I’m definitely not our most technically saavy gamer. Sure, back in the 90’s when I was modifying my hand built PC’s daily, and new every detail about every chip on the market. Nowadays, I let someone else spend the time it takes to trick out the machines I buy. That’s why I wanted to spend time with iBUYPOWER. They’ve got some really interesting products both already on the market and some more that may be headed our way.
In the area of already released products, there’s the Battalion line of gaming notebooks. Specifically, the Battalion Touch sub-line which features a single model now, but is about to receive a high powered big brother featuring an i7 processor. RuSE from UbiSoft will sport a multi-touch interface, and the Battalion line of Touch laptops is going to be first to market in supporting.

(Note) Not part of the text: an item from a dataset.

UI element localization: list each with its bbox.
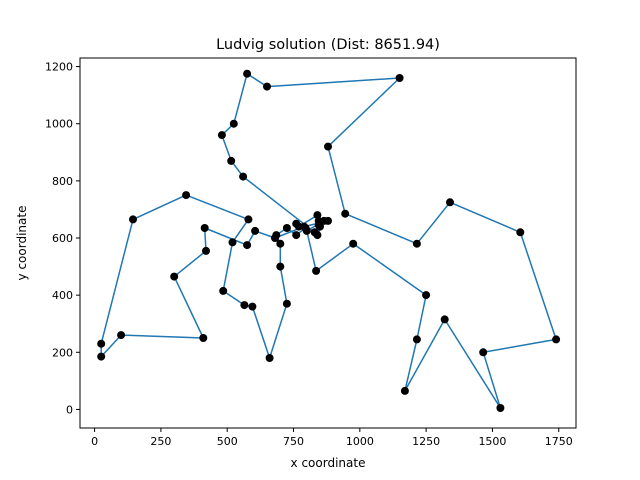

There’s also the recently released Chimera 2, which follows up the Chimera in the custom painted one price gets it all gaming rig. 3 models totaling 5 different primary configurations based on either AMD or Intel chipsets set this system apart as a powerhouse for desktop gaming systems.
Then there are the things that are still in the skunk works at iBUYPOWER; The LAN Warrior 2, a Xbox 360/PC Hybrid, and an item so secret, it still just has a codename.
The LAN Warrior 2 is a complete redesign of the case from the original LAN Warrior. It’s very solid state, with a large handle for hauling it around. A vast improvement over the original if I may say so. There of course will be an increase in power, and it seems that everything that iBUYPOWER does is designed with liquid cooling as an option.
The 360 PC Hybrid is essentially a 360 and a PC merged into a single case. While it’s still so early in the prototype phase that it’s a one of a kind unit, there could be a nice market for this unit if iBUYPOWER is able to navigate the landmines of warranties and licensing.
Finally, the codenamed project. My first thought was that the appropriate name for this unit is Darth Vader; It’s big, black, and pulsing with an evil red glow from inside. Designed from the ground up to support liquid cooling, it’s easily one of the largest desktop cases I’ve seen, rivaling the Level 10, and was reminiscent in size to the tower PC’s of the 80’s and 90’s. But that’s where any semblance of its forefathers ends. Even with massive video cards and the metalwork to support the liquid cooling they sport, there was a good 2 inches clearance between the video cards and the drive bays. The current prototype sports four 5.25” bays and four 3.5” bays, and it still seemed roomy. I provided a lot of description here, because photos weren't allowed.
There’s a lot more to cover, and we’re working on a review of one of the multi-touch notebooks following the show, so I can provide more details then.